SPECIAL TEAMS: Discipline will be a huge key for the Bruins in this series. Even though Boston has one of the best penalty-killing units in the league, Pittsburgh's power play has been astonishing in the playoffs, with a 28.3 success rating (it was 24.7 percent in the regular season). With two of the best players in the NHL in Sidney Crosby and Evgeni Malkin, the Penguins' second power-play unit is better than most first units in the NHL. The Penguins are creative and have worked together for a long time, and they will take advantage of Boston's aggressiveness and try to create quality scoring chances.
"For a penalty kill, it really is a fine line of being aggressive and not giving them too much time, because when you give good, creative, talented players like that too much time, they're going to make plays," said Bruins penalty-killer Gregory Campbell. "Once you're aggressive on them, they can find those seams and those openings. We want to be aggressive but not careless. We don't want to give them too many holes and allow them to exploit those holes."

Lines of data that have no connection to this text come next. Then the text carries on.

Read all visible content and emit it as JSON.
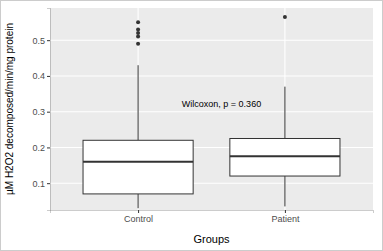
{
  "chart_data": {
    "type": "box",
    "x_label": "Groups",
    "y_label": "µM H2O2 decomposed/min/mg protein",
    "annotation": "Wilcoxon, p = 0.360",
    "categories": [
      "Control",
      "Patient"
    ],
    "boxes": [
      {
        "min": 0.03,
        "q1": 0.07,
        "median": 0.16,
        "q3": 0.22,
        "max": 0.43,
        "outliers": [
          0.55,
          0.53,
          0.52,
          0.51,
          0.49
        ]
      },
      {
        "min": 0.035,
        "q1": 0.12,
        "median": 0.175,
        "q3": 0.225,
        "max": 0.37,
        "outliers": [
          0.565
        ]
      }
    ],
    "ylim": [
      0.025,
      0.59
    ],
    "yticks": [
      0.1,
      0.2,
      0.3,
      0.4,
      0.5
    ],
    "grid": true
  }
}
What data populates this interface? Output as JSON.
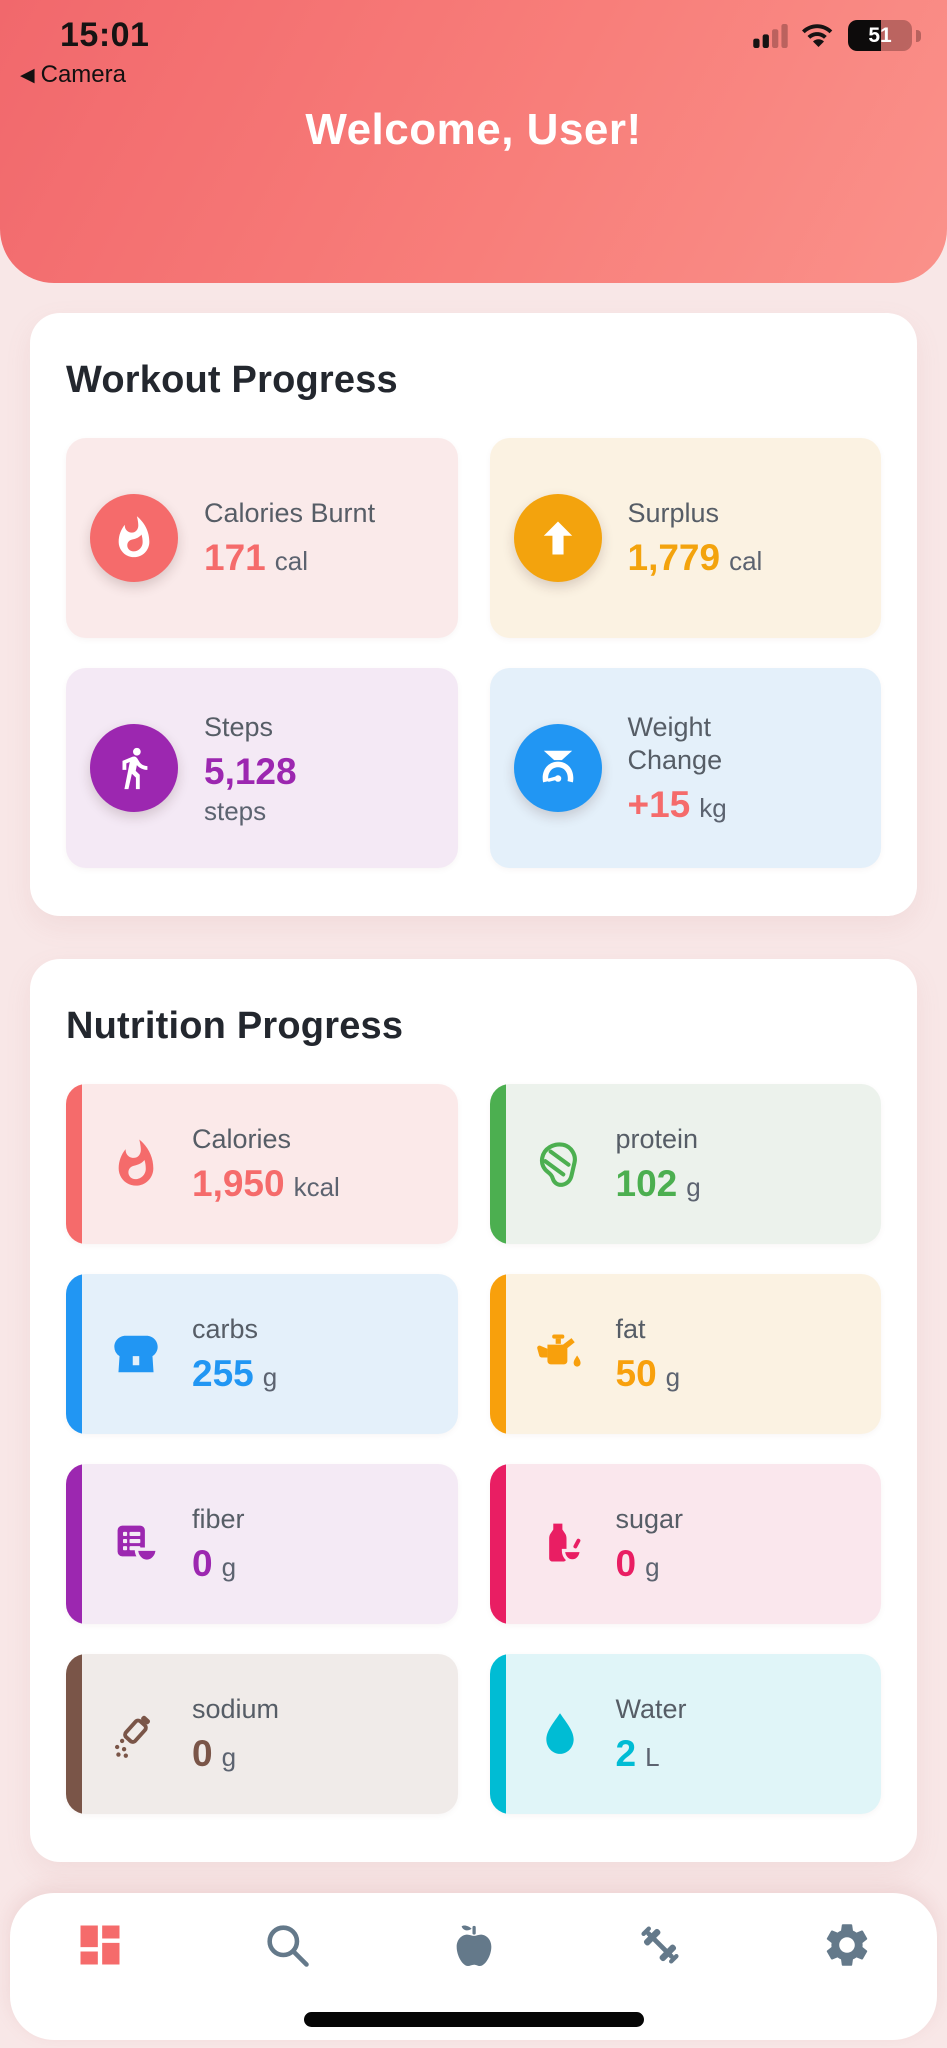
{
  "status_bar": {
    "time": "15:01",
    "back_app": "Camera",
    "battery_percent": "51",
    "icons": [
      "cellular-signal-icon",
      "wifi-icon",
      "battery-icon"
    ]
  },
  "header": {
    "title": "Welcome, User!"
  },
  "workout": {
    "title": "Workout Progress",
    "tiles": [
      {
        "label": "Calories Burnt",
        "value": "171",
        "unit": "cal",
        "icon": "flame-icon",
        "accent": "#f56b6b",
        "tile_bg": "#faeaea"
      },
      {
        "label": "Surplus",
        "value": "1,779",
        "unit": "cal",
        "icon": "arrow-up-icon",
        "accent": "#f3a30d",
        "tile_bg": "#fbf2e2"
      },
      {
        "label": "Steps",
        "value": "5,128",
        "unit": "steps",
        "icon": "walking-person-icon",
        "accent": "#9c27b0",
        "tile_bg": "#f4e9f5",
        "stack_unit": true
      },
      {
        "label": "Weight Change",
        "value": "+15",
        "unit": "kg",
        "icon": "weight-scale-icon",
        "accent": "#2196f3",
        "tile_bg": "#e4f0fa",
        "value_color": "#f56b6b"
      }
    ]
  },
  "nutrition": {
    "title": "Nutrition Progress",
    "tiles": [
      {
        "label": "Calories",
        "value": "1,950",
        "unit": "kcal",
        "icon": "flame-icon",
        "accent": "#f56b6b",
        "tile_bg": "#fbe9e9"
      },
      {
        "label": "protein",
        "value": "102",
        "unit": "g",
        "icon": "meat-icon",
        "accent": "#4caf50",
        "tile_bg": "#ecf2ec"
      },
      {
        "label": "carbs",
        "value": "255",
        "unit": "g",
        "icon": "bread-icon",
        "accent": "#2196f3",
        "tile_bg": "#e4f0fa"
      },
      {
        "label": "fat",
        "value": "50",
        "unit": "g",
        "icon": "oil-can-icon",
        "accent": "#f8a00c",
        "tile_bg": "#fbf2e2"
      },
      {
        "label": "fiber",
        "value": "0",
        "unit": "g",
        "icon": "grain-bowl-icon",
        "accent": "#9c27b0",
        "tile_bg": "#f4eaf5"
      },
      {
        "label": "sugar",
        "value": "0",
        "unit": "g",
        "icon": "sugar-jar-icon",
        "accent": "#e91e63",
        "tile_bg": "#fae7ed"
      },
      {
        "label": "sodium",
        "value": "0",
        "unit": "g",
        "icon": "salt-shaker-icon",
        "accent": "#7a5548",
        "tile_bg": "#f0ebe9"
      },
      {
        "label": "Water",
        "value": "2",
        "unit": "L",
        "icon": "water-drop-icon",
        "accent": "#00bcd4",
        "tile_bg": "#e0f5f8"
      }
    ]
  },
  "tab_bar": {
    "items": [
      {
        "name": "dashboard",
        "icon": "dashboard-icon",
        "active": true
      },
      {
        "name": "search",
        "icon": "search-icon",
        "active": false
      },
      {
        "name": "nutrition",
        "icon": "apple-icon",
        "active": false
      },
      {
        "name": "workout",
        "icon": "dumbbell-icon",
        "active": false
      },
      {
        "name": "settings",
        "icon": "gear-icon",
        "active": false
      }
    ]
  },
  "colors": {
    "header_gradient_start": "#f1686c",
    "header_gradient_end": "#fa918a",
    "page_bg": "#f8e7e7",
    "card_bg": "#ffffff",
    "active_tab": "#f56b6b",
    "inactive_tab": "#64798a",
    "heading_text": "#23272e",
    "label_text": "#565d66",
    "home_indicator": "#060606"
  }
}
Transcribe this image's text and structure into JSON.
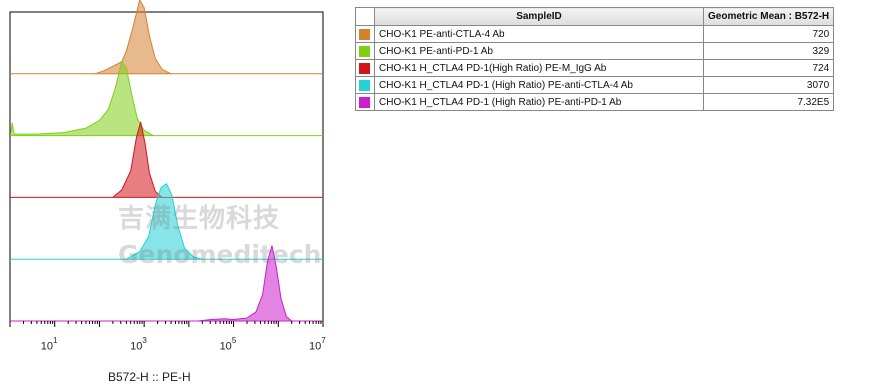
{
  "chart_data": {
    "type": "area",
    "xlabel": "B572-H :: PE-H",
    "x_scale": "log",
    "xlim": [
      1,
      10000000
    ],
    "x_ticks": [
      {
        "base": "10",
        "exp": "1",
        "value": 10
      },
      {
        "base": "10",
        "exp": "3",
        "value": 1000
      },
      {
        "base": "10",
        "exp": "5",
        "value": 100000
      },
      {
        "base": "10",
        "exp": "7",
        "value": 10000000
      }
    ],
    "table_headers": [
      "SampleID",
      "Geometric Mean : B572-H"
    ],
    "series": [
      {
        "name": "CHO-K1 PE-anti-CTLA-4 Ab",
        "color": "#d6802e",
        "geo_mean": "720",
        "peak_log10": 2.92,
        "shape": [
          [
            1.9,
            0
          ],
          [
            2.1,
            0.04
          ],
          [
            2.3,
            0.1
          ],
          [
            2.5,
            0.16
          ],
          [
            2.6,
            0.3
          ],
          [
            2.75,
            0.62
          ],
          [
            2.9,
            0.98
          ],
          [
            3.0,
            0.88
          ],
          [
            3.12,
            0.5
          ],
          [
            3.25,
            0.2
          ],
          [
            3.4,
            0.06
          ],
          [
            3.6,
            0
          ]
        ]
      },
      {
        "name": "CHO-K1 PE-anti-PD-1 Ab",
        "color": "#7fcf17",
        "geo_mean": "329",
        "peak_log10": 2.55,
        "shape": [
          [
            0.02,
            0.05
          ],
          [
            0.05,
            0.17
          ],
          [
            0.09,
            0.02
          ],
          [
            0.6,
            0.02
          ],
          [
            1.2,
            0.04
          ],
          [
            1.7,
            0.1
          ],
          [
            2.0,
            0.2
          ],
          [
            2.2,
            0.35
          ],
          [
            2.35,
            0.62
          ],
          [
            2.5,
            0.98
          ],
          [
            2.6,
            0.9
          ],
          [
            2.72,
            0.55
          ],
          [
            2.85,
            0.22
          ],
          [
            3.0,
            0.07
          ],
          [
            3.2,
            0
          ]
        ]
      },
      {
        "name": "CHO-K1 H_CTLA4 PD-1(High Ratio) PE-M_IgG Ab",
        "color": "#d4141a",
        "geo_mean": "724",
        "peak_log10": 2.95,
        "shape": [
          [
            2.3,
            0
          ],
          [
            2.5,
            0.1
          ],
          [
            2.7,
            0.35
          ],
          [
            2.83,
            0.8
          ],
          [
            2.92,
            1.0
          ],
          [
            3.02,
            0.72
          ],
          [
            3.12,
            0.32
          ],
          [
            3.25,
            0.08
          ],
          [
            3.4,
            0
          ]
        ]
      },
      {
        "name": "CHO-K1 H_CTLA4 PD-1 (High Ratio) PE-anti-CTLA-4 Ab",
        "color": "#27d0d4",
        "geo_mean": "3070",
        "peak_log10": 3.48,
        "shape": [
          [
            2.6,
            0
          ],
          [
            2.9,
            0.1
          ],
          [
            3.1,
            0.3
          ],
          [
            3.25,
            0.72
          ],
          [
            3.38,
            0.95
          ],
          [
            3.5,
            1.0
          ],
          [
            3.62,
            0.85
          ],
          [
            3.75,
            0.45
          ],
          [
            3.9,
            0.15
          ],
          [
            4.1,
            0.03
          ],
          [
            4.3,
            0
          ]
        ]
      },
      {
        "name": "CHO-K1 H_CTLA4 PD-1 (High Ratio) PE-anti-PD-1 Ab",
        "color": "#cc1fcc",
        "geo_mean": "7.32E5",
        "peak_log10": 5.87,
        "shape": [
          [
            4.2,
            0
          ],
          [
            4.5,
            0.02
          ],
          [
            4.8,
            0.03
          ],
          [
            5.0,
            0.02
          ],
          [
            5.3,
            0.04
          ],
          [
            5.5,
            0.12
          ],
          [
            5.65,
            0.35
          ],
          [
            5.76,
            0.8
          ],
          [
            5.86,
            1.0
          ],
          [
            5.96,
            0.7
          ],
          [
            6.06,
            0.3
          ],
          [
            6.18,
            0.06
          ],
          [
            6.3,
            0
          ]
        ]
      }
    ]
  },
  "watermark": {
    "cn": "吉满生物科技",
    "en": "Genomeditech"
  }
}
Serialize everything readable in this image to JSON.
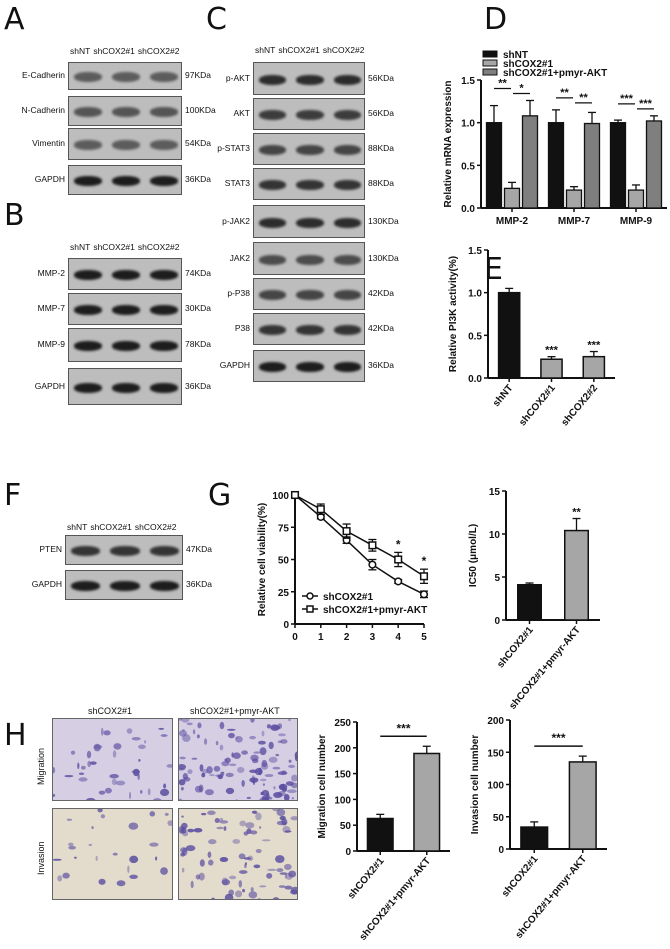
{
  "panels": {
    "A": "A",
    "B": "B",
    "C": "C",
    "D": "D",
    "E": "E",
    "F": "F",
    "G": "G",
    "H": "H"
  },
  "blot_header": [
    "shNT",
    "shCOX2#1",
    "shCOX2#2"
  ],
  "blots": {
    "A": [
      {
        "label": "E-Cadherin",
        "kda": "97KDa"
      },
      {
        "label": "N-Cadherin",
        "kda": "100KDa"
      },
      {
        "label": "Vimentin",
        "kda": "54KDa"
      },
      {
        "label": "GAPDH",
        "kda": "36KDa"
      }
    ],
    "B": [
      {
        "label": "MMP-2",
        "kda": "74KDa"
      },
      {
        "label": "MMP-7",
        "kda": "30KDa"
      },
      {
        "label": "MMP-9",
        "kda": "78KDa"
      },
      {
        "label": "GAPDH",
        "kda": "36KDa"
      }
    ],
    "C": [
      {
        "label": "p-AKT",
        "kda": "56KDa"
      },
      {
        "label": "AKT",
        "kda": "56KDa"
      },
      {
        "label": "p-STAT3",
        "kda": "88KDa"
      },
      {
        "label": "STAT3",
        "kda": "88KDa"
      },
      {
        "label": "p-JAK2",
        "kda": "130KDa"
      },
      {
        "label": "JAK2",
        "kda": "130KDa"
      },
      {
        "label": "p-P38",
        "kda": "42KDa"
      },
      {
        "label": "P38",
        "kda": "42KDa"
      },
      {
        "label": "GAPDH",
        "kda": "36KDa"
      }
    ],
    "F": [
      {
        "label": "PTEN",
        "kda": "47KDa"
      },
      {
        "label": "GAPDH",
        "kda": "36KDa"
      }
    ]
  },
  "H": {
    "columns": [
      "shCOX2#1",
      "shCOX2#1+pmyr-AKT"
    ],
    "rows": [
      "Migration",
      "Invasion"
    ]
  },
  "colors": {
    "black": "#111111",
    "light_gray": "#a6a6a6",
    "mid_gray": "#7f7f7f",
    "micrograph_bg": "#d9d3e6",
    "stain": "#5b4ea0"
  },
  "chart_data": [
    {
      "id": "D",
      "type": "bar",
      "ylabel": "Relative mRNA expression",
      "categories": [
        "MMP-2",
        "MMP-7",
        "MMP-9"
      ],
      "ylim": [
        0,
        1.5
      ],
      "yticks": [
        "0.0",
        "0.5",
        "1.0",
        "1.5"
      ],
      "legend": "top-left",
      "series": [
        {
          "name": "shNT",
          "values": [
            1.0,
            1.0,
            1.0
          ],
          "errors": [
            0.2,
            0.15,
            0.03
          ],
          "color": "#111111"
        },
        {
          "name": "shCOX2#1",
          "values": [
            0.23,
            0.21,
            0.21
          ],
          "errors": [
            0.07,
            0.04,
            0.06
          ],
          "color": "#a6a6a6"
        },
        {
          "name": "shCOX2#1+pmyr-AKT",
          "values": [
            1.08,
            0.99,
            1.02
          ],
          "errors": [
            0.18,
            0.13,
            0.06
          ],
          "color": "#7f7f7f"
        }
      ],
      "significance": [
        [
          "**",
          "*"
        ],
        [
          "**",
          "**"
        ],
        [
          "***",
          "***"
        ]
      ]
    },
    {
      "id": "E",
      "type": "bar",
      "ylabel": "Relative PI3K activity(%)",
      "categories": [
        "shNT",
        "shCOX2#1",
        "shCOX2#2"
      ],
      "ylim": [
        0,
        1.5
      ],
      "yticks": [
        "0.0",
        "0.5",
        "1.0",
        "1.5"
      ],
      "values": [
        1.0,
        0.22,
        0.25
      ],
      "errors": [
        0.05,
        0.03,
        0.06
      ],
      "colors": [
        "#111111",
        "#a6a6a6",
        "#a6a6a6"
      ],
      "annotations": [
        "",
        "***",
        "***"
      ]
    },
    {
      "id": "G-line",
      "type": "line",
      "ylabel": "Relative cell viability(%)",
      "x": [
        0,
        1,
        2,
        3,
        4,
        5
      ],
      "xticks": [
        "0",
        "1",
        "2",
        "3",
        "4",
        "5"
      ],
      "ylim": [
        0,
        100
      ],
      "yticks": [
        "0",
        "25",
        "50",
        "75",
        "100"
      ],
      "legend": "bottom-left",
      "series": [
        {
          "name": "shCOX2#1",
          "marker": "circle",
          "values": [
            100,
            83,
            65,
            46,
            33,
            23
          ],
          "errors": [
            0,
            1.5,
            2.5,
            4,
            1.5,
            2.5
          ]
        },
        {
          "name": "shCOX2#1+pmyr-AKT",
          "marker": "square",
          "values": [
            100,
            89,
            72,
            61,
            50,
            37
          ],
          "errors": [
            0,
            4,
            5.5,
            4.5,
            5.5,
            5.5
          ]
        }
      ],
      "annotations": [
        "",
        "",
        "",
        "",
        "*",
        "*"
      ]
    },
    {
      "id": "G-ic50",
      "type": "bar",
      "ylabel": "IC50 (μmol/L)",
      "categories": [
        "shCOX2#1",
        "shCOX2#1+pmyr-AKT"
      ],
      "ylim": [
        0,
        15
      ],
      "yticks": [
        "0",
        "5",
        "10",
        "15"
      ],
      "values": [
        4.1,
        10.4
      ],
      "errors": [
        0.2,
        1.4
      ],
      "colors": [
        "#111111",
        "#a6a6a6"
      ],
      "annotations": [
        "",
        "**"
      ]
    },
    {
      "id": "H-migration",
      "type": "bar",
      "ylabel": "Migration cell number",
      "categories": [
        "shCOX2#1",
        "shCOX2#1+pmyr-AKT"
      ],
      "ylim": [
        0,
        250
      ],
      "yticks": [
        "0",
        "50",
        "100",
        "150",
        "200",
        "250"
      ],
      "values": [
        63,
        189
      ],
      "errors": [
        8,
        14
      ],
      "colors": [
        "#111111",
        "#a6a6a6"
      ],
      "bracket": "***"
    },
    {
      "id": "H-invasion",
      "type": "bar",
      "ylabel": "Invasion cell number",
      "categories": [
        "shCOX2#1",
        "shCOX2#1+pmyr-AKT"
      ],
      "ylim": [
        0,
        200
      ],
      "yticks": [
        "0",
        "50",
        "100",
        "150",
        "200"
      ],
      "values": [
        34,
        135
      ],
      "errors": [
        8,
        9
      ],
      "colors": [
        "#111111",
        "#a6a6a6"
      ],
      "bracket": "***"
    }
  ]
}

SHUT DOWN: Both teams have talked a lot this week about the depth in their respective lineups. While it is true for both teams, Pittsburgh's top two lines present a major challenge for Boston. Julien will attempt to have Zdeno Chara on the ice every time Crosby is out there, but with the first two games of this series in Pittsburgh, Penguins coach Dan Bylsma will have the advantage of the last change. The Bruins' young defensive core of Torey Krug and Matt Bartkowski will be tested early and often.
COACHING: Julien (2011) and Bylsma (2009) have each won Stanley Cup titles, but the Bruins have the edge behind the bench with Julien. Boston has bought into his system and it's obviously been successful, especially in the Stanley Cup playoffs.